Brightly: “I suspect that 'instantiation' here is misleading.” I don’t think so. An individual instantiates the concept *Moses* if and only if that individual is no other than Moses. Note my claim earlier that ‘other than Moses’ signifies a repeatable concept, thus ‘no other than Moses’ signifies an unrepeatable concept. This follows from my definition of repeatable. A concept *F* is repeatable iff we can without contradiction maintain that there is an F, and there is another F. It follows logically that *no other than Moses* is not repeatable. Otherwise there could be someone other than Moses who was no other than Moses, which is contradictory.

Thanks, Ed, that makes sense. It's the individual concept that's unrepeatable, not any greater or lesser cluster of descriptive concepts forming part of its content.

Perhaps the only way forward at this point would be to move from the question Are there singular concepts? to the logically prior question What is a concept?

Otherwise it is a standoff.

https://maverickphilosopher.typepad.com/maverick_philosopher_stri/2018/03/the-concept-of-standoff-in-philosophy.html

>Perhaps the only way forward at this point would be to move from the question Are there singular concepts? to the logically prior question What is a concept?

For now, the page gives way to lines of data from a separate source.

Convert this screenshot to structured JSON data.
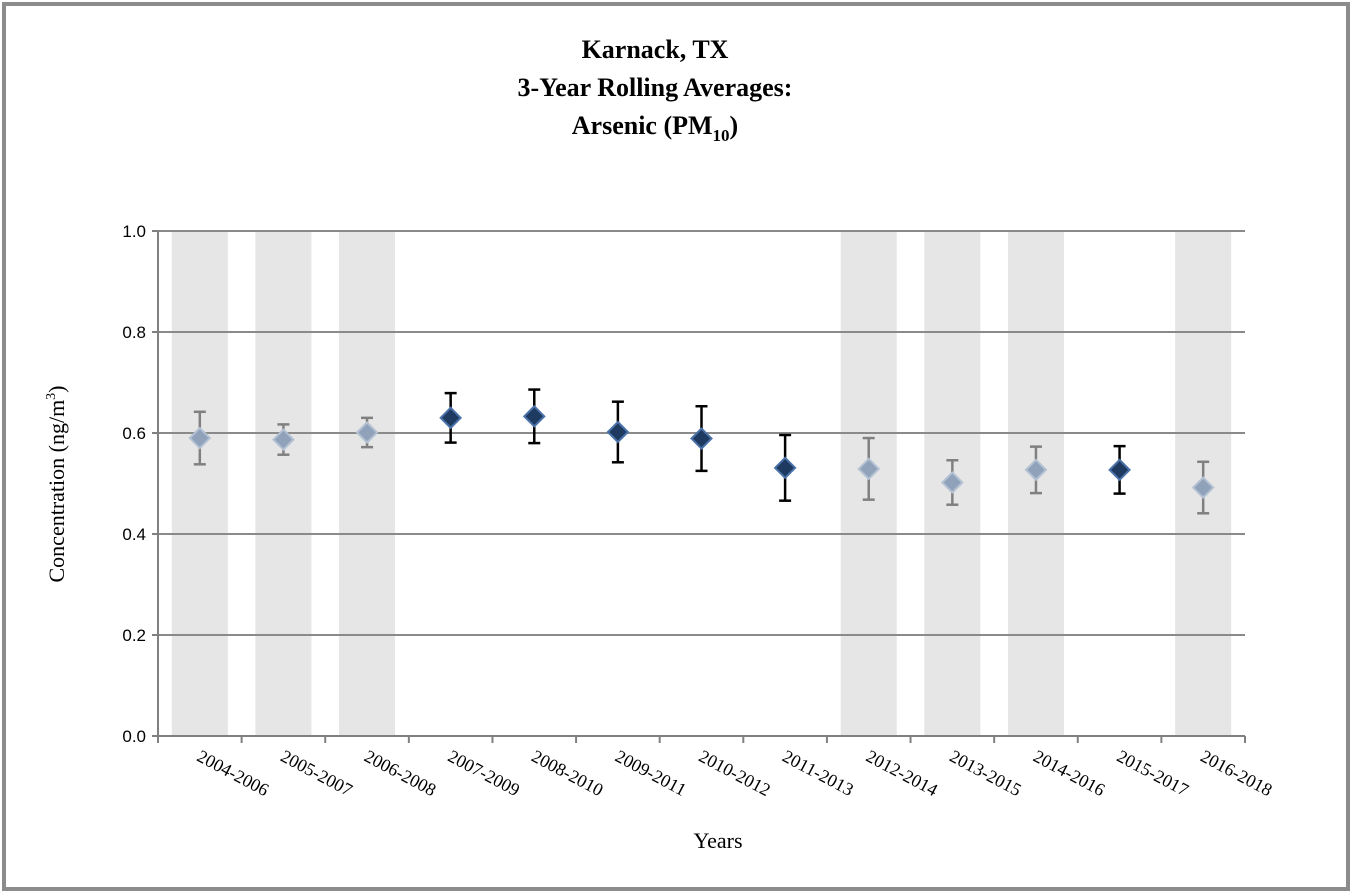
{
  "chart_data": {
    "type": "errorbar",
    "title": [
      "Karnack, TX",
      "3-Year Rolling Averages:",
      [
        "Arsenic (PM",
        "10",
        ")"
      ]
    ],
    "x_label": "Years",
    "y_label": [
      "Concentration (ng/m",
      "3",
      ")"
    ],
    "categories": [
      "2004-2006",
      "2005-2007",
      "2006-2008",
      "2007-2009",
      "2008-2010",
      "2009-2011",
      "2010-2012",
      "2011-2013",
      "2012-2014",
      "2013-2015",
      "2014-2016",
      "2015-2017",
      "2016-2018"
    ],
    "values": [
      0.59,
      0.587,
      0.601,
      0.63,
      0.633,
      0.602,
      0.589,
      0.531,
      0.529,
      0.502,
      0.527,
      0.527,
      0.492
    ],
    "errors": [
      0.052,
      0.03,
      0.029,
      0.049,
      0.053,
      0.06,
      0.064,
      0.065,
      0.061,
      0.044,
      0.046,
      0.047,
      0.051
    ],
    "point_colors": [
      "#8fa2ba",
      "#8fa2ba",
      "#8fa2ba",
      "#1f3a60",
      "#1f3a60",
      "#1f3a60",
      "#1f3a60",
      "#1f3a60",
      "#8fa2ba",
      "#8fa2ba",
      "#8fa2ba",
      "#1f3a60",
      "#8fa2ba"
    ],
    "errorbar_colors": [
      "#808080",
      "#808080",
      "#808080",
      "#000000",
      "#000000",
      "#000000",
      "#000000",
      "#000000",
      "#808080",
      "#808080",
      "#808080",
      "#000000",
      "#808080"
    ],
    "shaded": [
      true,
      true,
      true,
      false,
      false,
      false,
      false,
      false,
      true,
      true,
      true,
      false,
      true
    ],
    "band_color": "#e6e6e6",
    "ylim": [
      0,
      1
    ],
    "yticks": [
      {
        "value": 0,
        "label": "0.0"
      },
      0.2,
      0.4,
      0.6,
      0.8,
      {
        "value": 1,
        "label": "1.0"
      }
    ],
    "grid": true
  }
}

Quite, and I suggested this a while back.

It might help to start with the traditional, er, conception.

http://www.logicmuseum.com/wiki/Authors/Ockham/Summa_Logicae/Book_I/Chapter_1

The word 'concept' is from conceptus, pp of concipio. "That which is conceived."

Ockham "A conceived term is an intention or affection of the soul naturally signifying or co-signifying something, suited to be a part of a mental proposition and suited to supposit for the same thing. Hence these conceived terms and the propositions put together from them are the "mental words" that the blessed Augustine says belongs to no language because they remain only in the mind and cannot be uttered outwardly, although utterances are pronounced outwardly as though signs subordinated to them."

We don't have to accept this framework, but it's a good starting point given that the vocabulary of Western philosophy is taken from the scholastic Latin.

Even so, Bill, you need to bite the bullet on the term 'other than N'. If it signifies a concept, then so does 'no other than N', et habeo propositum. If it does not signify a concept, then no impure concept can be a concept. E.g. “the man who shot Leon Trotsky”, “grandchild of Queen Victoria”, “Londoner” etc etc.